Der Pfad zum Beenden

In der vierten Edlen Wahrheit lehrt der Buddha den Pfad zum Beenden des Leids. So wie ein Bauer für die rechte Ernte den Acker bestellen, den richtigen Samen einpflanzen und für weitere rechte Bedingungen sorgen muss, gestaltet sich auch die Vorgehensweise auf dem Pfad zur Buddhaschaft.
Der Pfad, den der Buddha zum Beenden des Leidens lehrt, beinhaltet ein sehr großes Methodenset gemäß der unterschiedlichen Veranlagungen und Neigungen der Wesen. Zunächst einmal beginnt der Pfad mit einer Sammlung und Beobachtung des Geistes. Davon ausgehend werden eben die verschiedenen Gefühle und geistigen Phänomene beobachtet, bis hin zur Untersuchung aller Phänomene überhaupt. Der achtfache Pfad beschreibt ganz klar, wie dies geschieht und weiters auch, wie die gewonnenen Erkenntnisse im täglichen Leben zur Anwendung gelangen. Da ich diesen an anderer Stelle auf rangdrol’s blog schon einmal ausgeführt habe, verweise ich nur mehr auf den betreffenden Beitrag „Der achtfache Pfad des Buddha-Dharma“.

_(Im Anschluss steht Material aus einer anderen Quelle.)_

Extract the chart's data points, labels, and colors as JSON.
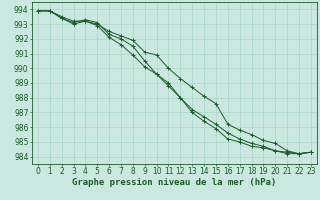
{
  "bg_color": "#cbe8e0",
  "grid_color": "#a8d5c8",
  "line_color": "#1a5c28",
  "marker_color": "#1a5c28",
  "xlabel": "Graphe pression niveau de la mer (hPa)",
  "xlabel_fontsize": 6.5,
  "tick_fontsize": 5.5,
  "xlim": [
    -0.5,
    23.5
  ],
  "ylim": [
    983.5,
    994.5
  ],
  "yticks": [
    984,
    985,
    986,
    987,
    988,
    989,
    990,
    991,
    992,
    993,
    994
  ],
  "xticks": [
    0,
    1,
    2,
    3,
    4,
    5,
    6,
    7,
    8,
    9,
    10,
    11,
    12,
    13,
    14,
    15,
    16,
    17,
    18,
    19,
    20,
    21,
    22,
    23
  ],
  "line1": [
    993.9,
    993.9,
    993.5,
    993.2,
    993.2,
    993.0,
    992.5,
    992.2,
    991.9,
    991.1,
    990.9,
    990.0,
    989.3,
    988.7,
    988.1,
    987.6,
    986.2,
    985.8,
    985.5,
    985.1,
    984.9,
    984.4,
    984.2,
    984.3
  ],
  "line2": [
    993.9,
    993.9,
    993.4,
    993.1,
    993.3,
    993.1,
    992.3,
    992.0,
    991.5,
    990.5,
    989.6,
    988.8,
    988.0,
    987.2,
    986.7,
    986.2,
    985.6,
    985.2,
    984.9,
    984.7,
    984.4,
    984.2,
    984.2,
    984.3
  ],
  "line3": [
    993.9,
    993.9,
    993.4,
    993.0,
    993.2,
    992.9,
    992.1,
    991.6,
    990.9,
    990.1,
    989.6,
    989.0,
    988.0,
    987.0,
    986.4,
    985.9,
    985.2,
    985.0,
    984.7,
    984.6,
    984.4,
    984.3,
    984.2,
    984.3
  ]
}
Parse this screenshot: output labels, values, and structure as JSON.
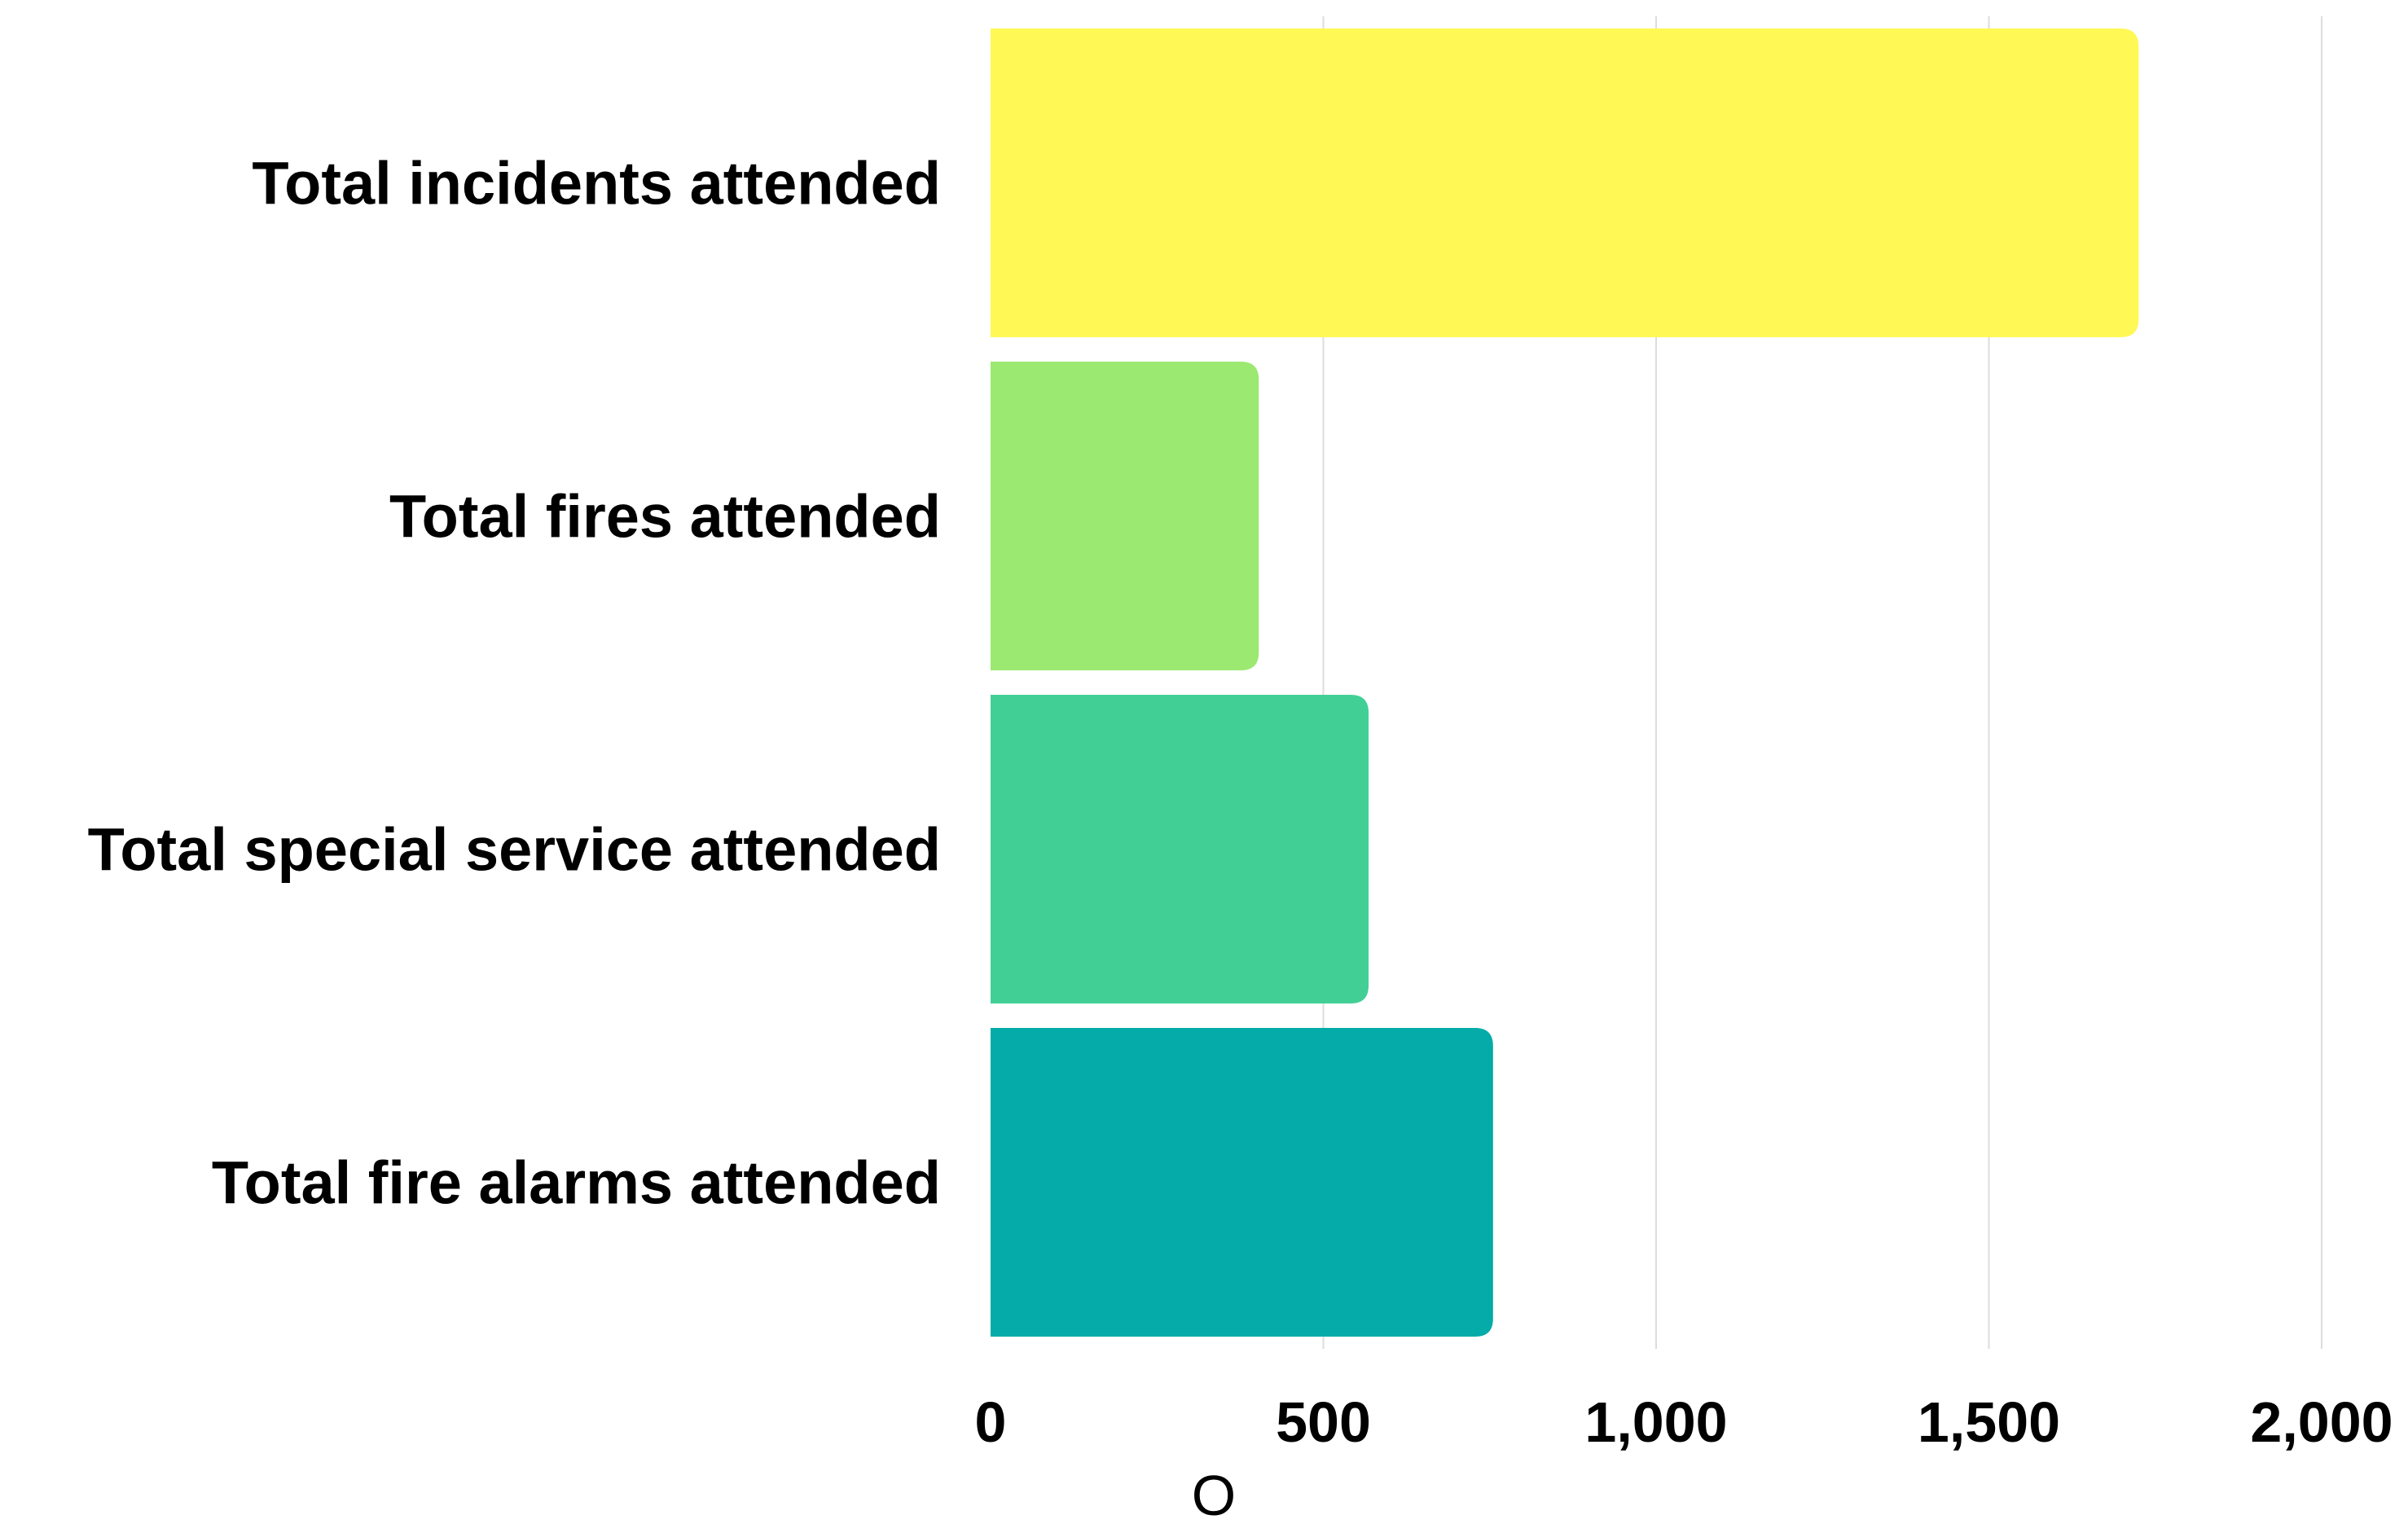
{
  "chart_data": {
    "type": "bar",
    "orientation": "horizontal",
    "categories": [
      "Total incidents attended",
      "Total fires attended",
      "Total special service attended",
      "Total fire alarms attended"
    ],
    "values": [
      1725,
      403,
      568,
      755
    ],
    "colors": [
      "#fff855",
      "#9be970",
      "#42cf96",
      "#04aba8"
    ],
    "xlabel": "O",
    "ylabel": "",
    "xlim": [
      0,
      2000
    ],
    "xticks": [
      0,
      500,
      1000,
      1500,
      2000
    ],
    "xtick_labels": [
      "0",
      "500",
      "1,000",
      "1,500",
      "2,000"
    ],
    "grid": true
  }
}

So kann man nach einer Beobachtung der Gefühle vielleicht erkennen, dass der eigene Geist von aggressiven Tendenzen eingefärbt ist. Durch die Anwendung des Gegenmittels von Liebe und Mitgefühl können diese aggressiven Gewohnheiten zunächst gemildert und schließlich überhaupt aufgegeben werden. Wenn Wunschverlangen und Begehrlichkeit den Geist durchdringen, dann kann man das Gegenmittel der Großzügigkeit anwenden. Sind Neid und Eifersucht im Geist vorhanden, dann ist Mitfreude bzw. das Erfreuen am Heilsamen der anderen das entscheidende Gegenmittel.
Das Arbeiten mit Gegenmitteln bedeutet aber nicht, dass man zu einem frommen Lämmchen wird, das jeder Wunschäußerung von anderen willenlos und unterwürfig nachkommt. Wie schon Shantideva in Vers 15 des Bodhicaryavatara – der Lebensführung im Geiste der Erleuchtung – dargelegt hat, „können sie alles mit ihm tun, außer, es schadet ihnen.“ Nicht die Dinge an sich sind aufzugeben, sondern das begehrliche Anhaften daran soll aufgegeben werden. Daher ist es auch nicht notwendig, irgendeinen asketischen Lebesstil zu pflegen und in Sack und Asche zu leben oder sich gar den Verantwortungen des Lebens zu entziehen.

Die erste Drehung des Dharma-Rades – also das Darlegen der Vier Edlen Wahrheiten – wurde von Buddha Shakyamuni besonders für jene gelehrt, deren Streben auf die eigene Befreiung gerichtet ist. Dieser Lehrzyklus richtet sich vornehmlich an Menschen, die mit der Sicht der Leerheit nicht viel anfangen können und meist ein Unbehagen bei diesem Thema verspüren. Auch ist dieser Zyklus für jene gedacht, die nicht die Motivation und das Selbstvertrauen besitzen, große Taten für viele Lebenwesen zu vollbringen.